Der Sprung ins kalte Wasser

Ich liebe dieses Foto! Der Löwe, geboren am ersten Tag des Sternzeichens Löwe, einst wasserscheu wie eine wilde Katze aus schattigen Wüstengebieten, im Freiflug.

Ich erinnere mich noch sehr lebhaft an die etwas anstrengenden Schwimmbadgänge mit ihm in seinen ersten Lebensjahren. Viele Eltern werden das kennen und jetzt die Augen verdrehen – man möchte dem Kind eine schöne Überraschung machen und sucht ein tolles Freizeitbad auf voller Vorfreude auf die gemeinsamen Spaßstunden. Und dann hängt das Kind einem wie ein kleiner Parasit um den Hals und drückt die letzte Atemluft platt beim Versuch, tieferes Schwimmbadgewässer zu betreten. Na gut, dann eben das Babybecken (welches es auch 30 km näher für ein Drittel des Eintrittspreises gegeben hätte). Und na gut, dann eben beim nächsten Anlauf mit gedämpfter Vorfreude ins Schwimmbad.

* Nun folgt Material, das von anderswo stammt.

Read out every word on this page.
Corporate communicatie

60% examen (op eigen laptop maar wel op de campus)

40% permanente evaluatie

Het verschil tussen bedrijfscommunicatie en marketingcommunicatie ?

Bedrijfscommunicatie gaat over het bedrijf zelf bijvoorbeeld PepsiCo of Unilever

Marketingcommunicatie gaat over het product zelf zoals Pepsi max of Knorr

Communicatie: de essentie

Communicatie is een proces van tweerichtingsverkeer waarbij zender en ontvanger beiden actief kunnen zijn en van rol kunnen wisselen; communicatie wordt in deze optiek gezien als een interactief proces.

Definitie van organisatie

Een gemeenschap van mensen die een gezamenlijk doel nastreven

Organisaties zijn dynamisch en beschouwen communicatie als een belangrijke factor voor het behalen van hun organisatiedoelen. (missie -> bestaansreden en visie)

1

Zum Glück habe ich zwei weitere, ältere Kinder, denen ich auch gerecht werden wollte. Und so musste sich der Löwe wohl oder übel der Mehrheit fügen und sich schneller (mit und ohne meinen Hals als Lebensanker) in die trüben Gewässer hineinwagen als ihm lieb war. Eine sehr gute Schulung für den geborenen Einzelgänger.

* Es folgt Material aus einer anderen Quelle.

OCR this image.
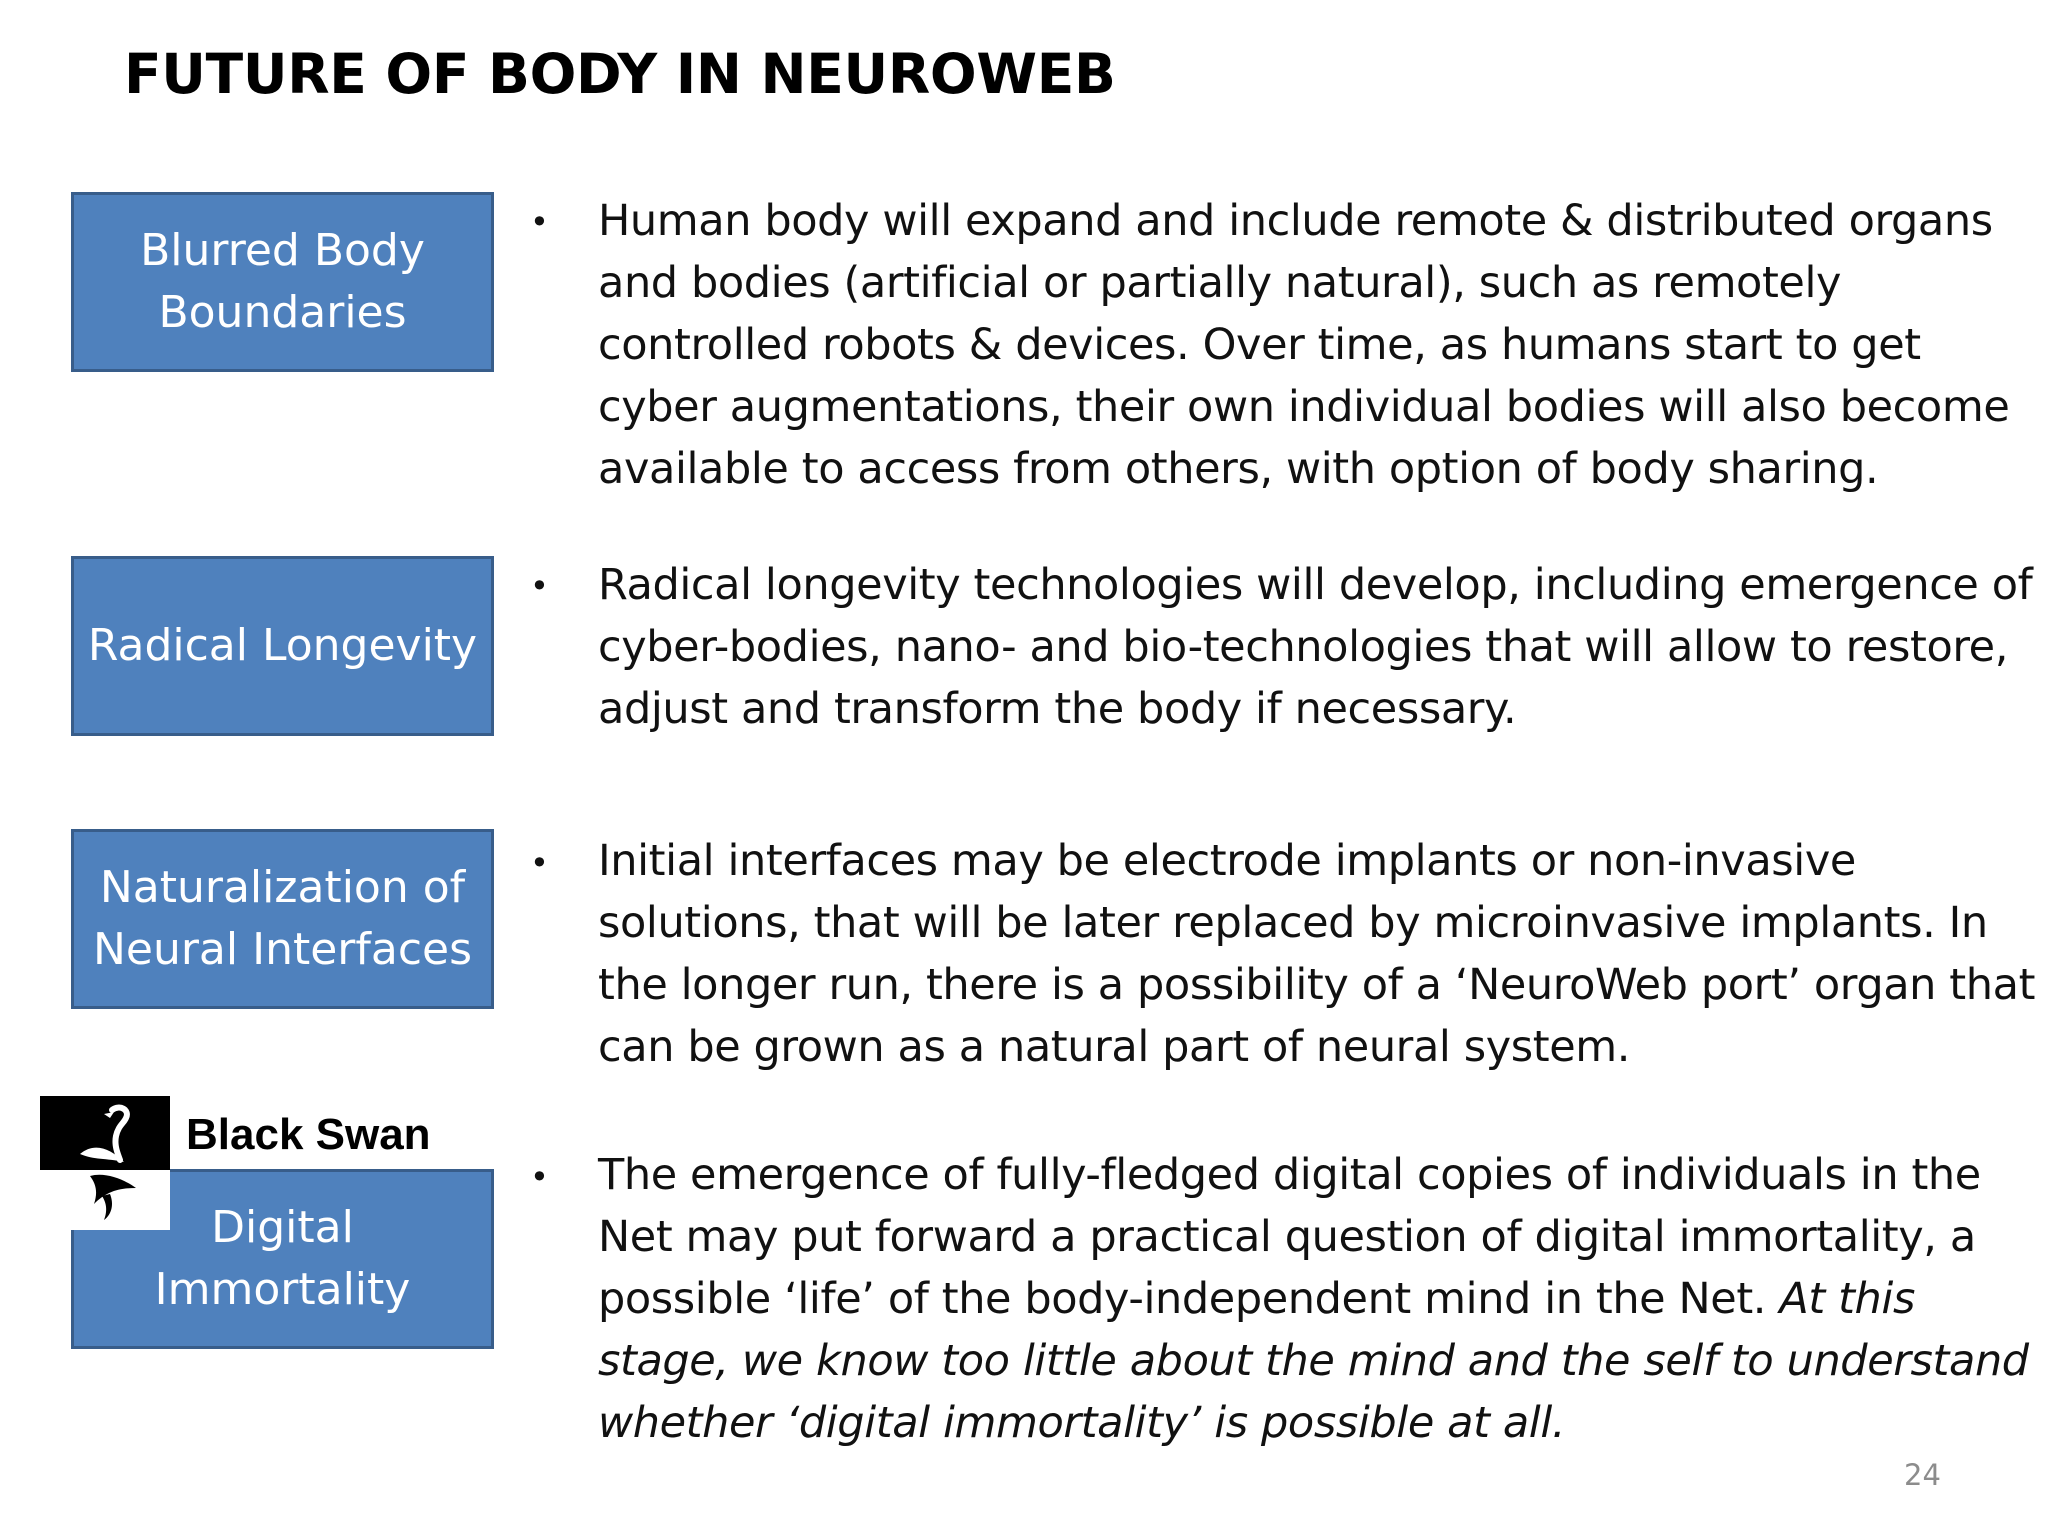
FUTURE OF BODY IN NEUROWEB
Blurred Body Boundaries
• Human body will expand and include remote & distributed organs and bodies (artificial or partially natural), such as remotely controlled robots & devices. Over time, as humans start to get cyber augmentations, their own individual bodies will also become available to access from others, with option of body sharing.

Radical Longevity
• Radical longevity technologies will develop, including emergence of cyber-bodies, nano- and bio-technologies that will allow to restore, adjust and transform the body if necessary.

Naturalization of Neural Interfaces
• Initial interfaces may be electrode implants or non-invasive solutions, that will be later replaced by microinvasive implants. In the longer run, there is a possibility of a ‘NeuroWeb port’ organ that can be grown as a natural part of neural system.

Black Swan

Digital Immortality
• The emergence of fully-fledged digital copies of individuals in the Net may put forward a practical question of digital immortality, a possible ‘life’ of the body-independent mind in the Net. At this stage, we know too little about the mind and the self to understand whether ‘digital immortality’ is possible at all.

24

Das Foto entstand im Sommer 2019 in Bonn beim Familienbesuch. Ich war in Begleitung von drei, vier oder fünf Kindern (meistens weiß ich das nicht ganz genau). Der Löwe knabberte schon seit dem frühen Morgen an seinem letzten Misserfolg – beim Ferienbesuch zuvor bei seinem Vater traute er sich nicht das erste Mal vom Dreier zu springen. Ich war erst schwer entsetzt, dass er es überhaupt versuchte, da ich ihn nicht einmal vom Einer springen sah. Ich selber war für den Sprung ins tiefe Wasser noch nicht bereit, für seinen Sprung wohlbemerkt, ich fürchte das Springen immer noch. Nach einigen Minuten des Hin-und-Her-Tretens am Beckenrand und der Vollkonzentration zwischen den Augen trat er als Erster und Jüngster von den drei (vier oder fünf) Kindern auf den Dreier und sprang! Mein knapp 7-jähriger Eigenbrötler. Mutig, furchtlos und entschlossen.

Wie gerne wäre ich manchmal der Löwe, der ummantelt in fester Kontur eine große Herausforderung mit Frontalblick annimmt und in absoluter Gegenwärtigkeit meistert. Wie gern würden wir furchtlos und tapfer vor unsere größten Ängste treten und durch sie hindurchlaufen ohne einen Anflug des Zögerns oder Zweifelns. Und wie oft schaffen wir es nicht, resignieren und versagen vor unserem eigenen Spiegelbild.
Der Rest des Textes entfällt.